Centenary - Take two
9 May 2011
A year or so in the making, the School Centenary, celebrated over the weekend of April 16-17th, was a great success. An estimated 600-800 people visited the Museum and the special heritage Exhibition 'Yesterdays Hall and School' over the weekend, and the Centenary Dinner was a sell-out with 160 attending. Local MLA's Alistair Coe, Vicki Dunne and Meredith Hunter, and Federal MP for Fraser Andrew Leigh, were amongst those attending.
It was especially pleasing that the district's pioneer families were so well represented, and that so many people travelled from up and down the east coast of Australia to attend – from Prospect, Ethelton and Willunga in South Australia, Quakers Hill, Sunshine Bay, Penrith, Wagga, Waitera, Koorawatha, Tucki Tucki, Leeton, Young, Bookham , Coledale, Albury, St Leonards, Reids Flat, Bowral and Frederickton in NSW, Darwin (NT), Currimundi in Queensland, Wattle Glen and Parkdale in Victoria, as well as the neighbours from Gunning, Yass, and Murrumbateman (this is not the full list!).
It was also great that so many 'golden oldies' were able to attend, many of whom whose schooling was entirely in the single class-room that is now the Museum. The descendants of Charles and Matilda Thompson were especially well represented. One of them who lives in Canberra – John Thompson – spoke at the Centenary Ceremony in the afternoon, and again at the Dinner. John also lent some very special items of family memorabilia for the Exhibition, including the illuminated address that the citizens of Hall presented to Charles Thompson at his farewell in Kinleyside Hall (Jim Rochford recollects that he attended this occasion with his father).
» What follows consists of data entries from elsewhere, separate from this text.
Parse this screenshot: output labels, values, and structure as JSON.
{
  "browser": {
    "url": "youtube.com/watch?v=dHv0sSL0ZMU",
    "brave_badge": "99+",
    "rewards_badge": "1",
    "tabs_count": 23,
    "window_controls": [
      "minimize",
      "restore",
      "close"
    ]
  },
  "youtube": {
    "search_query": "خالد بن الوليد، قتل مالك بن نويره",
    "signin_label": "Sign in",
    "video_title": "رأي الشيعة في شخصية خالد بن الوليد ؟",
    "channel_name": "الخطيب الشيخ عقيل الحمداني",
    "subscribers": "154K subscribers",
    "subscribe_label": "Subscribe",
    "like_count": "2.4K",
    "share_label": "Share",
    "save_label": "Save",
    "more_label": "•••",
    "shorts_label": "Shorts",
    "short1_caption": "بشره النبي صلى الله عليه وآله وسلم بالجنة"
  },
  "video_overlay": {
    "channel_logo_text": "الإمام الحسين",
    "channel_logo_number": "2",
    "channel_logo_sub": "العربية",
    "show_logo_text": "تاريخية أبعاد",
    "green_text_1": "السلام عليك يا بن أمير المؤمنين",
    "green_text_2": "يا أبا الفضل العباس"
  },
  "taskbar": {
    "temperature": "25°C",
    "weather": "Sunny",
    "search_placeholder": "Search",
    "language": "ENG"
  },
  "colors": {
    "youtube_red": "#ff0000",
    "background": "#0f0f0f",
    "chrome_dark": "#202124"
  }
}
Other speakers at the Centenary Ceremony were Jan Day (Principal in the nineties), Dr Michael Pearson (Chair of the ACT Heritage Council), and Mrs Irene Copping, widow of long serving Principal and Museum founder, Laure Copping. Mrs Copping also cut the superb Centenary cake made especially for the occasion by Hall resident Jan Shepherd. MC for the afternoon, David Kilby, then supervised the opening of the Time Capsule, assisted by ex-pupil Andrew Yallop. The Ceremony began, of course, with the ringing of the school bell, and raising of the Australia flag, in time-honoured tradition.
Following the Ceremony, the crowd assembled in 'decade groups' around the school which were captured in photos by volunteer photographer Narelle Power (photo gallery below).
As well as the formal Ceremony, those attending on Saturday enjoyed a display of veteran vehicles and machinery (including Kingsley Southwell's 1911 Renault, sharing a birthday with the school), music and dancing from the Monaro Folk Society and their Bush Dancers Display group, a Rotary BBQ, and an all day tea shop at the Cottage run by the local Anglican and Catholic churches. A bookshop within the heritage Exhibition did good business, with copies of the Progress Association's 'Hall Stories' selling well, and the Hall School Centenary wine selling right out. Two young riders from the Hall Pony Club attended the Ceremony on horseback as a reminder of the days when this was the most common means of transport.
The Centenary Dinner attracted a large number of former staff and students, and lots of parents of children who had the good fortune to attend the school. Speakers at the Dinner who shared reminiscences of various kinds were former Principal Joy (Porter) Sheargold, John Thompson, former students Ralph Southwell, Will Brydie-Watson and Jack Williams, former teacher Mandy Perry (over from South Australia with Brenton for the occasion), and former School Board Chair Monica Kennedy. Hugh Watson, a parent and former Board member was MC for the evening, which include a raffle for two 'six packs' of the Centenary wine. Garrie Greenwood took on organizing of the Dinner, and she and her team of helpers did a terrific job in managing the 'full house'.
It is amusing now to recall that during an outbreak of 'organizer's paranoia' at the end of last year, we were wondering if anyone was going to turn up! They did, and by all accounts, enjoyed the occasion. Planning and organizing was greatly assisted by the generosity of the Rotary Club of Hall, again supporting the local community by underwriting costs to the tune of $1,000 - as well as putting on the very well patronized BBQ.
The Progress Association, itself now well over a hundred years old, is pleased to have 'done the right thing' by all those who fought for the establishment of the school, protected and nurtured it for nearly a hundred years, making it a special place of learning for several generations of Hall and district children.
With the Centenary now behind us, we can now focus more attention on the School Museum, and ensure that it remains as a rich and informative home for the stories of the Hall Public School and all the staff and families who were part of it. We plan to add a series of 'case stories' on the twenty other one-teacher bush schools that operated in the district at various times, and make this a feature of our next special Exhibition in 2012. Meanwhile we are proceeding with creation of the 'Friends of Hall School Museum' to give support and encouragement to the present small group of volunteers.